Un recorrido rápido con Fernando Amat (Barcelona, 1941) por la exposición '100 objetos de Ikea que nos habría gustado tener en Vinçon' para hacer los retratos de esta entrevista, el jueves pasado a la una, explica de maravilla qué fue la tienda del paseo de Gràcia para Barcelona. Primero una mujer y después un grupo de tres mujeres reconocieron a Amat y se acercaron a él como si fuera un ídolo pop. La mujer solitaria incluso se hizo una foto con él. No está mal para un 'botiguer'. La muestra, comisariada por Juli Capella, estará en el Disseny Hub Barcelona hasta el 23 de febrero. En la primera semana recibió 5.000 visitantes, una cantidad muy notable. El comercio, clausurado en 2015, dejó huella en la ciudad en su larga etapa con Fernando Amat como ideólogo.

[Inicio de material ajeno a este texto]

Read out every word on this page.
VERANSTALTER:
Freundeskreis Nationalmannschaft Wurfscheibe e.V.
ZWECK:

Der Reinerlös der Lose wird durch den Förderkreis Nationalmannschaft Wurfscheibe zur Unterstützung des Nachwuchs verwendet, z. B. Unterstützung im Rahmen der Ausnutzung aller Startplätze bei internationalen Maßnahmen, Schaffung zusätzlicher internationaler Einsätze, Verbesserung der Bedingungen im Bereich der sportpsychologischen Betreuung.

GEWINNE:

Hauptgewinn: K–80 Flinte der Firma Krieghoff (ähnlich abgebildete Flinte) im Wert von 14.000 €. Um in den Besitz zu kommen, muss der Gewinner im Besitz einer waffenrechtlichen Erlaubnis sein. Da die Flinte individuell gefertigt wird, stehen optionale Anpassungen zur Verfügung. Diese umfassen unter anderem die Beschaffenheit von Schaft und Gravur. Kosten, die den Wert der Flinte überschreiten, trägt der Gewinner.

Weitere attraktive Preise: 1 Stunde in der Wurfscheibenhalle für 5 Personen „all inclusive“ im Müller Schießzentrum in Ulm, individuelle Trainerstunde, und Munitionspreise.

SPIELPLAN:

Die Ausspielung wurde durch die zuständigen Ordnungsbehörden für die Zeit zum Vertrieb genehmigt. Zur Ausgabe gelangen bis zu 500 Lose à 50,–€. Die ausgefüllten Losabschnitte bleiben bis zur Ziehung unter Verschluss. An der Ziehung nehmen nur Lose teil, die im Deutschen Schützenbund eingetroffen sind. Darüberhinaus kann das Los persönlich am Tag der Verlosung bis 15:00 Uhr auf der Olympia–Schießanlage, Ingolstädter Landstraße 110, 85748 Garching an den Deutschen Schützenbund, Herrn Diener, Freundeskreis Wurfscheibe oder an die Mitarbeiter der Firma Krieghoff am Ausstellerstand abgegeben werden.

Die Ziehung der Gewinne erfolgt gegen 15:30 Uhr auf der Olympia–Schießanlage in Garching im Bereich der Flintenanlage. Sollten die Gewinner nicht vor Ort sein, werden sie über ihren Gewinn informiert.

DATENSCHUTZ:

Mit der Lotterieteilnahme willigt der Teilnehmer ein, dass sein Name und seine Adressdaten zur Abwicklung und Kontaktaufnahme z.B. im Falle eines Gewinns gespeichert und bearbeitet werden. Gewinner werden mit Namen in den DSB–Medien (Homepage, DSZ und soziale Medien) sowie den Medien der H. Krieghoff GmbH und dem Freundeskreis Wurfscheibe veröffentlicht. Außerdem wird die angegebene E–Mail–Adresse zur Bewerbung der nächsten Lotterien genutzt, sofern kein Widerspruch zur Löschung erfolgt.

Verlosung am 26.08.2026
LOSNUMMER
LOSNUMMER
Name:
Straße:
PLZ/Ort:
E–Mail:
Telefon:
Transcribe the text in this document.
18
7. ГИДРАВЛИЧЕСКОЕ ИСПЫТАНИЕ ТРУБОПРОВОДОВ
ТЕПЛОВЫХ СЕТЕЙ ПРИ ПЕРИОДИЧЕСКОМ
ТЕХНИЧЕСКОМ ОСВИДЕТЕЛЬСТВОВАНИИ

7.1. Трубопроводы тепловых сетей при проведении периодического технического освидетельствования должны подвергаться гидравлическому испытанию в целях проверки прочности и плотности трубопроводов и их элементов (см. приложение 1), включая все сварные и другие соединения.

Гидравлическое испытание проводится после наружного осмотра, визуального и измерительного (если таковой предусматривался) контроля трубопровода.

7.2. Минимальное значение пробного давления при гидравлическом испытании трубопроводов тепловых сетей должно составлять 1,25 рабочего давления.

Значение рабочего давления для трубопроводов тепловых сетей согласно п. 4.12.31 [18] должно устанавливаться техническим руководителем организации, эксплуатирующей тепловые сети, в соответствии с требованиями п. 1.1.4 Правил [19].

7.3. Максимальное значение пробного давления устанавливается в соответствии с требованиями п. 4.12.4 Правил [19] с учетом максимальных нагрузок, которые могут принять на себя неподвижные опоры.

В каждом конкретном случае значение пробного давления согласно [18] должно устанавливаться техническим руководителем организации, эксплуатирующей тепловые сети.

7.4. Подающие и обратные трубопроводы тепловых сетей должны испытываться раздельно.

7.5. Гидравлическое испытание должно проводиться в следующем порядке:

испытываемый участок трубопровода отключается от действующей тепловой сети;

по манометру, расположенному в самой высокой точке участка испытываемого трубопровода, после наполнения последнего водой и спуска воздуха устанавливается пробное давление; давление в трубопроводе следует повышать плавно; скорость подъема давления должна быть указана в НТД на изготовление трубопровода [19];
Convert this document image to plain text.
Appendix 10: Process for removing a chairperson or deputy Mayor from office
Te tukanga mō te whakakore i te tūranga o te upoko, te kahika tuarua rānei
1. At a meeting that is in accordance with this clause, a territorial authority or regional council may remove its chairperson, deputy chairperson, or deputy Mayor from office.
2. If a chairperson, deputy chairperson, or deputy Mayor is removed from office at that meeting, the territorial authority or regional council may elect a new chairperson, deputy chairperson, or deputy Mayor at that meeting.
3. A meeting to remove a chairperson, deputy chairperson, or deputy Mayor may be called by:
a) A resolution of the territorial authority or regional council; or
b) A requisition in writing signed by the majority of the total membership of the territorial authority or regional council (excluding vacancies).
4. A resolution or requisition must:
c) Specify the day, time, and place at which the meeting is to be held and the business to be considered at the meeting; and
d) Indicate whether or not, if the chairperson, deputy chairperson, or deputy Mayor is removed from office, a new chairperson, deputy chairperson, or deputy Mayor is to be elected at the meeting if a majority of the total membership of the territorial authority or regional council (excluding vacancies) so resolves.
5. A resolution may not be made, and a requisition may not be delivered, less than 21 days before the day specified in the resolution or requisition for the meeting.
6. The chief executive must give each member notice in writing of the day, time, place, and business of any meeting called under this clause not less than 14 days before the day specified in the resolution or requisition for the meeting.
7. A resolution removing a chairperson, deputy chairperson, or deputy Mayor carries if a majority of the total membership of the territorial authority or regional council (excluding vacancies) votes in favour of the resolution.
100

¿Qué hacía usted en Viçon?
Compraba, que es más interesante que vender. Yo raramente vendía, me escaqueaba siempre porque no era un buen vendedor y había otros que lo hacían muy bien.
Juli Capella le definió en la presentación como un "gurú" del diseño barcelonés. ¿Cuál era su relación con los diseñadores de la ciudad?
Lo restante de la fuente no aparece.